Schuss vor den Bug

Nach 5 Tagen in Oban sollte es endlich weitergehen. Zwar war das Wetter immer noch eher dem Herbst zuzuordnen, aber nach so einer langen Wartezeit wird die kleinste Wetterverbesserung schon zum neuen Frühling ausgerufen. So war ich dann mit meinen Reiseplänen nicht alleine, sondern mehrere Briten wollten ebenfalls weiter. Raus aus der Hafenlethargie, Regenklamotten an, und schon geht es los.

Was folgte war ein eigentlich ekliger nasskalter Morgen. Die Sicht war gerade mal ausreichend zum auslaufen, betrug nur wenige hundert Meter, und zahlreiche Schauer entluden sich über der schottischen Westküste. Doch wenigstens hatten Wind und Seegang nachgelassen. Selbst wenn es ein ungemütlicher Segeltag werden sollte, so lockte am Nachmittag dann wenigstens mal ein neuer Hafen zur Abwechslung. Es sollte nach Islay, der kargen Whiskyinsel ganz im Südwesten der schottischen Inselwelt gehen.
Es ging gut voran. Ich arrangierte mich mit dem Wetter und stampfte gen Süden. Die erste notorische Engstelle, der Sound of Luing wo die ganze Tide wie durch einen Flaschenhals gedrückt wird passierte ich bei Stillwasser. Planung stimmte also. Es klarte ein bisschen auf und hinter dem Flaschenhals tat sich eine neue Landschaft auf. Ich entspannte mich etwas und setzte den neuen Kurs in gehörigem Abstand zum Gulf of Corrryvreckan, der vielleicht bekanntesten und gefährlichsten Stelle in ganz Schottland. Der Flaschenhalseffekt ist dort so ausgeprägt, dass sich fast Science-Fiction-reife Wasserstrudel dort bilden. Durch verschiedene Tideeffekte fließt das Wasser dort zwar mit einer affenartigen Geschwindigkeit, aber etwas später als auf der anderen Seite des Sundes hindurch. Hat den unangenehmen Effekt, dass sich dort fast wasserfallartige Stromschnellen und Wellenberge bilden. Kurzum, selbst die Royal Navy hält diese Durchfahrt simpel für nicht schiffbar. An eine Passage dort war also nicht zu denken, doch auch bei der bloßen Vorbeifahrt ist wegen der reißenden Ströme Vorsicht geboten.

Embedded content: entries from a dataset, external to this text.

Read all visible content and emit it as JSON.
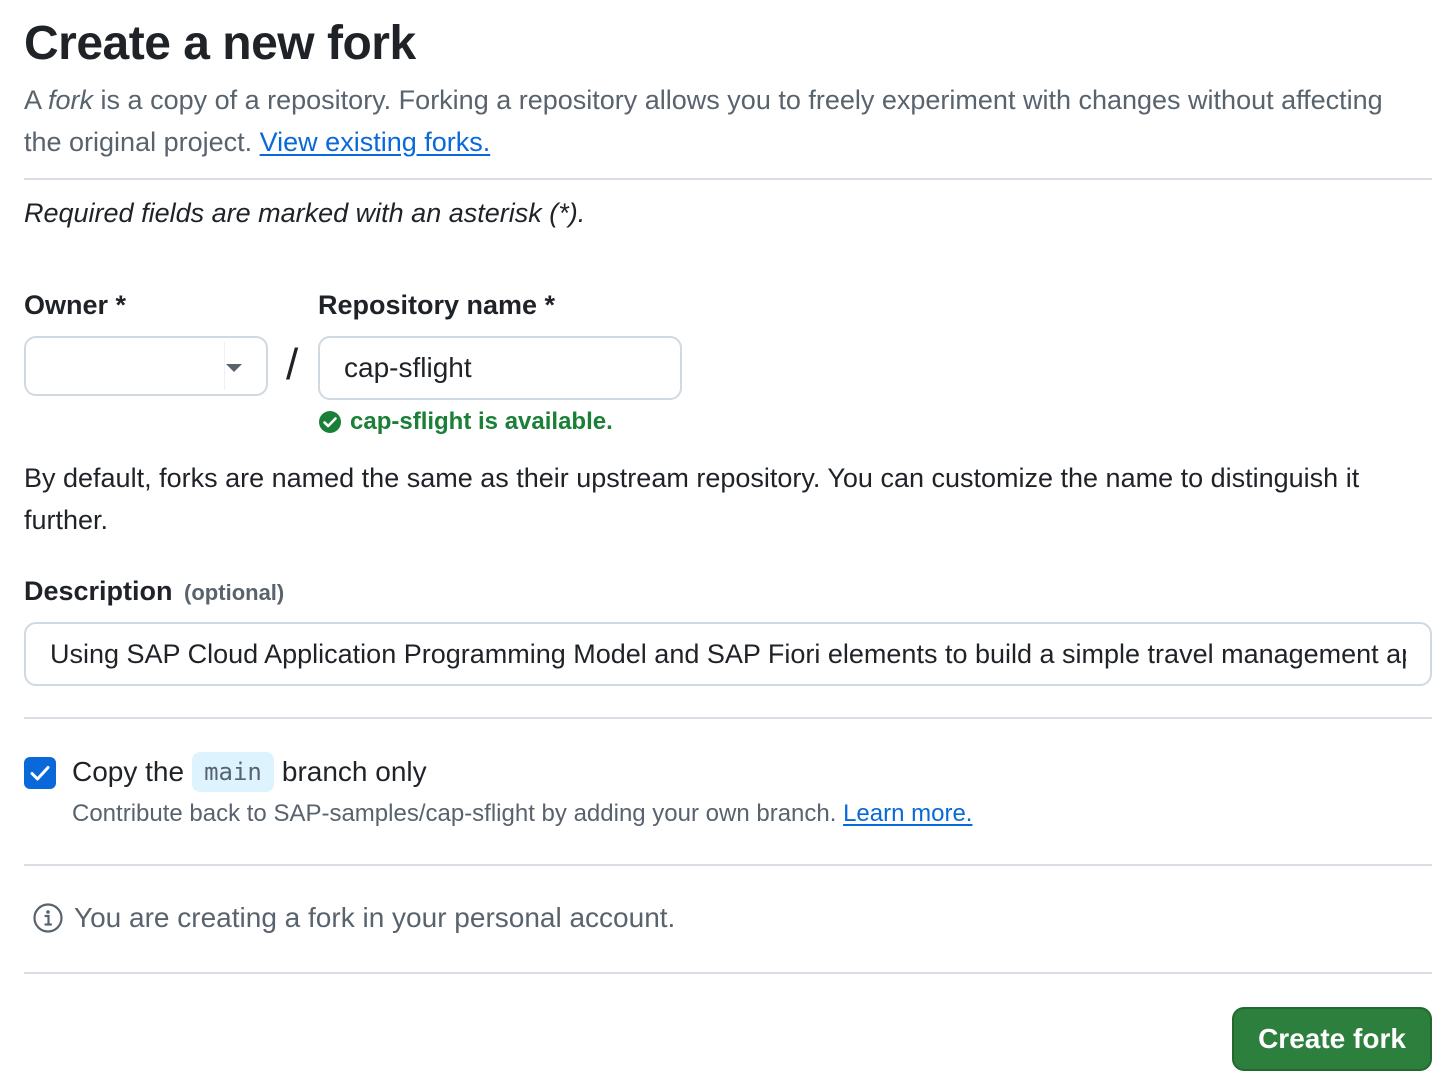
{
  "header": {
    "title": "Create a new fork",
    "subtitle_prefix": "A ",
    "subtitle_em": "fork",
    "subtitle_rest": " is a copy of a repository. Forking a repository allows you to freely experiment with changes without affecting the original project. ",
    "view_forks_link": "View existing forks."
  },
  "form": {
    "required_note": "Required fields are marked with an asterisk (*).",
    "owner": {
      "label": "Owner *",
      "value": ""
    },
    "separator": "/",
    "repository": {
      "label": "Repository name *",
      "value": "cap-sflight",
      "availability": "cap-sflight is available."
    },
    "naming_help": "By default, forks are named the same as their upstream repository. You can customize the name to distinguish it further.",
    "description": {
      "label": "Description",
      "optional_label": "(optional)",
      "value": "Using SAP Cloud Application Programming Model and SAP Fiori elements to build a simple travel management app"
    },
    "copy_branch": {
      "checked": true,
      "label_before": "Copy the",
      "branch": "main",
      "label_after": "branch only",
      "help_text": "Contribute back to SAP-samples/cap-sflight by adding your own branch. ",
      "learn_more": "Learn more."
    },
    "info": "You are creating a fork in your personal account.",
    "submit_label": "Create fork"
  },
  "colors": {
    "link": "#0969da",
    "success": "#1a7f37",
    "primary_button": "#2c7f3c",
    "checkbox": "#0969da",
    "muted_text": "#59636e"
  }
}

Auf diese Schwierigkeiten war ich aber eben vorbereitet. Es lief auch alles glatter als erwartet. Eigentlich völlig Problemlos nur eine Stunde nach Stillwasser. Ich dachte, dass ich die schwierigen Stellen des heutigen Tages nun hinter mit hatte und freute mich auf eine schöne Segelei den Sound of Jura runter bis nach Islay. Doch dann kam es richtig dicke.

Mit den Overfalls, also den durch Strom hervorgerufenen konfusen Wellen, im vorherigen Verlauf hatte ich gerechnet, doch wo kamen auf einmal diese meterhohen Wellen vor mir her. In der Seekarte fand sich kein entsprechender Vermerk… Ich dachte mir, dass das dann ja wohl nur eine kurze lokale Störung sein könnte, ein Ausläufer eben durch den ich noch schnell durchmüsste. Doch mit jeder Minute wurde das Spektakel mehr. Ich segelte am Wind, doch eigentlich bewegte ich mich nur noch wie ein Korken auf dem Wasser. Das Schiff wurde ständig hin- und hergeworfen. Der Mastfuß war regelmäßig unter Wasser, selbst die Sprayhood hielt das Cockpit nicht mehr trocken. Wellenhöhen in Seglerberichten sind ja immer mit Vorsicht zu genießen, der Hang zum Seemannsgarn nicht gerade selten, und doch bin ich mir sicher, dass diese Wellen regelmäßig über 4m hoch waren. Und keine 15m zwischen den einzelnen Wellentälern lagen. Ein absolutes Chaos. So langsam fragte ich mich nicht nur wo dieser Mist herkam, sondern ob es noch sinnvoll ist überhaupt weiterzufahren. Am Horizont tat sich auf dem Wasser keine sichtbare Verbesserung auf.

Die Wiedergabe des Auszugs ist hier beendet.